Kuwait, Saudis ‘close’ to neutral zone deal – Experts warn of long-term low oil price
KUWAIT: The National Assembly yesterday approved a motion to ask its public funds protection panel to launch a probe into allegations that the designs of Al-Zour Refinery are faulty. The Assembly gave the committee two months to complete its investigation, which should focus on alleged squandering of public funds, with MP Faisal Al-Kandari claiming that billions of dinars have been squandered. The Assembly also approved a motion to ask the Audit Bureau to examine the contract records and data of the solar energy project in the area of Shaqaya, which was launched a few years ago with the aim to produce 15 percent of Kuwait’s energy by 2030 from renewable sources.
MP Khalil Abul reiterated that a grilling will be filed to question the oil minister, but he did not specify a date. The Assembly however agreed to delay a debate on the issue after a request by the government because Oil Minister Bakheet Al-Rasheedi is in Saudi Arabia on an official visit. The $15 billion Zour project is expected to come on-stream next year. The state-of-the-art refinery has a capacity of 615,000 barrels per day and is part of a huge energy complex near the border with Saudi Arabia.
Rasheedi is in Riyadh to hold talks with Saudi officials over the dispute in the neutral zone, which led to halting production at two oilfields in the zone over three years ago. Foreign Minister Sheikh Sabah Al-Khaled Al-Sabah said the two countries are capable of sorting out the differences in the area, which used to pump over 500,000 barrels per day shared equally by the two countries.
A report in The Wall Street Journal yesterday said Saudi Arabia and Kuwait are close to restarting operations in the neutral zone after the US intervened to broker an agreement, according to oil officials familiar with the discussions. The potential return of the fields would unlock key production capacity as the US considers phasing out exemptions it awarded to some buyers of sanctioned Iranian oil, and as markets see an expected tightening next year.
Washington has been trying for months to broker a deal between Saudi Arabia and Kuwait over the contested strip of oil-rich land. The WSJ said Kuwait’s foreign ministry – rather than its oil arm – has been the staunchest opponent to any deal to resume output, according to people familiar with the matter. But the ministry’s opposition softened after the US State Department promised Kuwait it would guarantee its security going forward, according to people familiar with the matter.
“We continue to encourage Kuwait and Saudi Arabia to reach agreement on restarting oil production in the Partitioned Neutral Zone,” a State Department spokesperson said. If an agreement is finalized, the fields would restart pumping in the first quarter, according to people familiar with the matter. Chevron Corp, which jointly operates one of the fields with Kuwait, said it maintains “readiness for a production restart when that time comes.” The US major said yesterday that it “recently undertook an operational readiness review, which tests all elements to ensure a smooth transition”.

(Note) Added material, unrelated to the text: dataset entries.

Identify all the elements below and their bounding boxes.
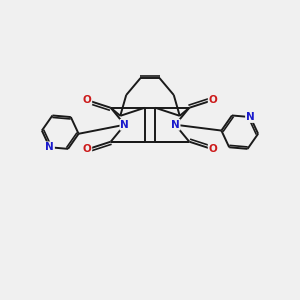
Text: O: O [208, 144, 217, 154]
Text: O: O [208, 95, 217, 105]
Text: N: N [246, 112, 255, 122]
Text: N: N [171, 120, 180, 130]
Text: O: O [82, 95, 91, 105]
Text: N: N [120, 120, 129, 130]
Text: N: N [45, 142, 54, 152]
Text: O: O [82, 144, 91, 154]
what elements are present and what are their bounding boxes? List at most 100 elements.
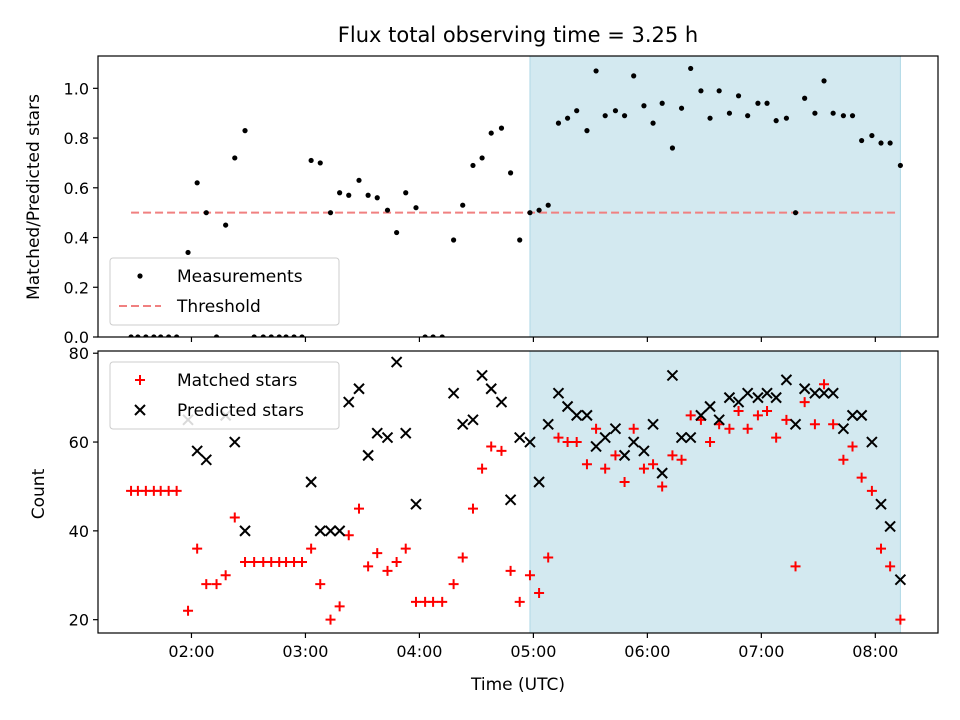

Meanwhile, experts warned yesterday that Gulf states, which depend heavily on energy exports for most of their revenues should brace for a long period of low oil prices and subdued economic growth. Signs of an “economic war” between the United States and China, the world’s largest economies, and an expected global economic slowdown starting next year will dampen demand for oil, the experts told a conference in Dubai.
“Oil prices will remain low for a long period,” former Lebanese minister of economy and trade Nasser Saidi told the one-day Arab Strategy Forum. A cooling of the global economy will reduce demand for oil, which coupled with rising competition from renewable energy sources and shale crude will lead to low oil prices, said Saidi, who is now a consultant. “This will negatively impact growth in the whole (Arab) region … The whole area will face a financial and economic crisis,” he said.
The six member nations of the Gulf Cooperation Council (GCC) earn more than 80 percent of their revenues from energy. The GCC states – Bahrain, Kuwait, Oman, Qatar, Saudi Arabia and the United Arab Emirates – have lost hundreds of billions of dollars in oil revenues since crude prices crashed in mid-2014. Oil prices later rebounded after OPEC and non-OPEC producers reduced their production. But they slid again when producers boosted output earlier this year to compensate for expected losses from Iran because of the re-imposition of US sanctions.
Oil prices have lost more than a quarter of their value compared with a four-year peak over $85 a barrel seen in October, with benchmark Brent crude trading at around $61 a barrel in London yesterday. World Bank senior vice president Mahmoud Mohieldin warned that economic growth in the GCC region was still dependent on oil price movements. “Now, we are at a time of uncertainty … Growth in Gulf states is forecast at three percent next year … but this could be revised,” following the drop in oil prices, Mohieldin said. He said that the unemployment rate among Arab youths is 30 percent and higher among females, adding that growth is not producing enough jobs.
OPEC and non-OPEC producers decided last week to cut production by 1.2 million barrels a day from January to shore up prices, which some analysts warned would hit economic growth. “We think that the OPEC deal will have an overall negative impact on GDP (gross domestic product) growth in the Gulf over the coming quarters,” London-based consultancy firm Capital Economics said last week.